There are a couple of important details we glossed over when
discussing permissions above; namely, how the owning group and permissions
are assigned when a file or directory is first created. The group is an
issue because users can be members of multiple groups, but one of them
(specified in the user's /etc/passwd entry) is the
user's default group and will normally own files created by the
user.
The story with initial permission bits is a little more complicated.
A program that creates a file will normally specify the permissions it is
to start with. But these will be modified by a variable in the user's
environment called the
umask.
The umask specifies which permission bits to turn off
when creating a file; the most common value, and the default on most
systems, is -------w- or 002, which turns off the world-write bit. See the
documentation of the umask command on your shell's manual page for
details.
Initial directory group is also a bit complicated. On some Unixes a new
directory gets the default group of the creating user (this in the System V
convention); on others, it gets the owning group of the parent directory
in which it's created (this is the BSD convention). On some modern Unixes,
including Linux, the latter behavior can be selected by setting the
set-group-ID on the directory (chmod g+s).
10.6. How things can go wrong
Earlier it was hinted that file systems can be fragile things.
Now we know that to get to a file you have to hopscotch through what may be
an arbitrarily long chain of directory and i-node references. Now suppose
your hard disk develops a bad spot?
If you're lucky, it will only trash some file data. If you're
unlucky, it could corrupt a directory structure or i-node number and leave
an entire subtree of your system hanging in limbo — or, worse, result
in a corrupted structure that points multiple ways at the same disk block
or i-node. Such corruption can be spread by normal file operations,
trashing data that was not in the original bad spot.
Fortunately, this kind of contingency has become quite uncommon as disk
hardware has become more reliable. Still, it means that your Unix will
want to integrity-check the file system periodically to make sure nothing
is amiss. Modern Unixes do a fast integrity check on each partition at
boot time, just before mounting it. Every few reboots they'll do a much
more thorough check that takes a few minutes longer.

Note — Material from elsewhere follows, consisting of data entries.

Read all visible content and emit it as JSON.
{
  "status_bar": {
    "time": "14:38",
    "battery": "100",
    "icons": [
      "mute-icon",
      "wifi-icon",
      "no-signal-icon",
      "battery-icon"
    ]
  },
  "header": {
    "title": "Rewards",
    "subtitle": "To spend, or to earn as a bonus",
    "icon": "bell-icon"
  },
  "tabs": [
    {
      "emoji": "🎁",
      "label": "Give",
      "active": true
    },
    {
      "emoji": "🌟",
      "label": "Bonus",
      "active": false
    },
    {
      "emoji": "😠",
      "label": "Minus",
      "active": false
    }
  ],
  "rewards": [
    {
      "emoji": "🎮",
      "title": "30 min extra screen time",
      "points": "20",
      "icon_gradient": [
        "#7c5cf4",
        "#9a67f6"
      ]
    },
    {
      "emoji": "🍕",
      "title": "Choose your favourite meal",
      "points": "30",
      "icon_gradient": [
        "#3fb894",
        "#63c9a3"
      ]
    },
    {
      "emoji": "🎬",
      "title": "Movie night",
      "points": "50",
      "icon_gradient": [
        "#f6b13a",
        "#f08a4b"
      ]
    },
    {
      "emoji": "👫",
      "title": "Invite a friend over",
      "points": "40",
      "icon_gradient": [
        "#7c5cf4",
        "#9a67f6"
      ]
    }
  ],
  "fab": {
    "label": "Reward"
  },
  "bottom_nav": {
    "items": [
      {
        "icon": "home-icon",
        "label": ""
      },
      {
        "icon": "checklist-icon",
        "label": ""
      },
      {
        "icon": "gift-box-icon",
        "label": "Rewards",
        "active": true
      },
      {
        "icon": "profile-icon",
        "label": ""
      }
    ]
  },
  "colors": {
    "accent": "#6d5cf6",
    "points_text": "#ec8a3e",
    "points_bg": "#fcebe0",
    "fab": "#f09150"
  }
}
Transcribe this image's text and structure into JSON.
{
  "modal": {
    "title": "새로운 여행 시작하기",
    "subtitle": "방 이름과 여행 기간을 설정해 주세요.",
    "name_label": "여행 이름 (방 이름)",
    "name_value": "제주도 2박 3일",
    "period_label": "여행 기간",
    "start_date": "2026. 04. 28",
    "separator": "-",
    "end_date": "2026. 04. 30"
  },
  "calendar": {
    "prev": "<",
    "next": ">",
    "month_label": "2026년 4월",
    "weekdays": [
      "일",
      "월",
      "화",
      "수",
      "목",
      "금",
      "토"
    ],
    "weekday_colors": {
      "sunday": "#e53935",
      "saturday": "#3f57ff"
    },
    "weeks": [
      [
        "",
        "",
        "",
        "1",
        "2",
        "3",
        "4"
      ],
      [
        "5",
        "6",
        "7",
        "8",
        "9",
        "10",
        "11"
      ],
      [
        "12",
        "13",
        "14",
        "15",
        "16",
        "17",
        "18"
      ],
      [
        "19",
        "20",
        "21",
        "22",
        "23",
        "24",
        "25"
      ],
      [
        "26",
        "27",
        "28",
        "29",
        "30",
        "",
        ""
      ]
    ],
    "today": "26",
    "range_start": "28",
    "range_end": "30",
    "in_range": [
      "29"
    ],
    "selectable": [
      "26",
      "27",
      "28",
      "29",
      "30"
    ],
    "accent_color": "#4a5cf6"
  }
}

If all of this sounds like Unix is terribly complex and
failure-prone, it may be reassuring to know that these boot-time checks
typically catch and correct normal problems before
they become really disastrous. Other operating systems don't have these
facilities, which speeds up booting a bit but can leave you much more
seriously screwed when attempting to recover by hand (and that's assuming
you have a copy of Norton Utilities or whatever in the first
place...).
One of the trends in current Unix designs is journalling
file systems. These arrange traffic to the disk so that
it's guaranteed to be in a consistent state that can be recovered when the
system comes back up. This will speed up the boot-time integrity check a
lot.